The Republican Network for Unity say they have photographs of water meters which have recently been installed behind the backs of west Belfast residents.
RNU activists said that acting on the concerns of a local resident they had discovered that a fully functioning water meter had been installed. The Stormont authorities have insisted that they weren’t installing such meters.
Previously, the British government-owned agency which is responsible for maintaining local water services has denied installing meters, or the ‘boundary box’ units which house them.
The agency, ‘Northern Ireland Water’, has now admitted it is indeed installing water meters, but only for those properties connected within the past seven years.
“Meters have been installed at new domestic dwellings connected since 2007. However, these meters are not being read and are not being used for charging purposes,” they said in a statement.
But the stealth installment of water meters has the potential to become as serious a political issue in the North as it is in the South.
The RNU accused NI Water of “blatant lies”. It also and accused Sinn Fein of “deceiving” the people and of adopting “anti-working class measures”.
Sinn Fein has maintained its broad support for NI Water and the works being carried out by the agency. But the party has continued to harden its anti-water charges position in the South, where some commentators are predicting the coalition government could fall on the issue.
Socialists and Sinn Fein have demanded that the ‘Irish Water’ agency tasked with the installation of water meters and billing systems in the 26 Counties, be scrapped entirely.
Amid a growing backlash over cronyism and so-called ‘performance payments’, senior government figures have begun to support a radical reform of the organisation.
Former Fine Gael junior minister for the environment Fergus O’Dowd -- originally tasked with setting up Irish Water -- said the organisation had “abjectly failed”.
Independent MEP Nessa Childers called the operation a “disaster”. She said it was wrong for Ireland to introduce water charges now. “In my opinion the charges should be rowed back on and not charged,” she said, “or Irish Water should be suspended or another way of forming it should be found. We need more time to get it right.”
Figures published this week showed only a third of the 1.5 million eligible households have registered for the charges. This week it was announced that the deadline for registration will have to be extended by a month until November 29th.
The situation was not helped when a government Senator went on television to appeal for support for water charges, arguing that water “doesn’t just fall out of the sky”. But after years of austerity, and with a claimed economic recovery bypassing the vast majority of the Irish public, a lot of people simply will not pay.
A leading economist warned that the introduction of water charges would increase poverty. Dr Tom McDonnell said because everybody uses about the same amount of water, “we are basically moving the burden of water costs down the income groups.”
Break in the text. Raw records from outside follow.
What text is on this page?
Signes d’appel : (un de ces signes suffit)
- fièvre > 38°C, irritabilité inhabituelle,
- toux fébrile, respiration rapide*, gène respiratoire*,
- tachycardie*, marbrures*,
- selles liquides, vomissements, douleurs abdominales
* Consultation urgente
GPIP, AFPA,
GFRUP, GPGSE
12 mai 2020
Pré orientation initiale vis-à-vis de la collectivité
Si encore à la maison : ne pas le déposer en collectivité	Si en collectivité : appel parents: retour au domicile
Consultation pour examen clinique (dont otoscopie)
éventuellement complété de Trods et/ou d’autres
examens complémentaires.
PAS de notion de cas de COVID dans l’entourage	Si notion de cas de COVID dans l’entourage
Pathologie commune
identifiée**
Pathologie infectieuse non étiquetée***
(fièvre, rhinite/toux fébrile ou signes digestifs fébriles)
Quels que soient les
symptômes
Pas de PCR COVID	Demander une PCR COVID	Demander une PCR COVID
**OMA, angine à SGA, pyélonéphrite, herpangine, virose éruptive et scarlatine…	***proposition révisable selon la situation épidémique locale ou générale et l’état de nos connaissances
Protests have continued to take place in various parts of the country with thousands marching in Cork, Ennis, Clonmel and elsewhere. Over a hundred thousand marched earlier this month in Dublin, and the ‘Right2Water’ organisers have planned a national day of local protests on Saturday, November 1st.
The campaign - which involves trade unions, political parties and community groups - is asking all anti-water charges groups, including political parties, to unify and work together to ensure as large a demonstration as possible in their home towns and cities.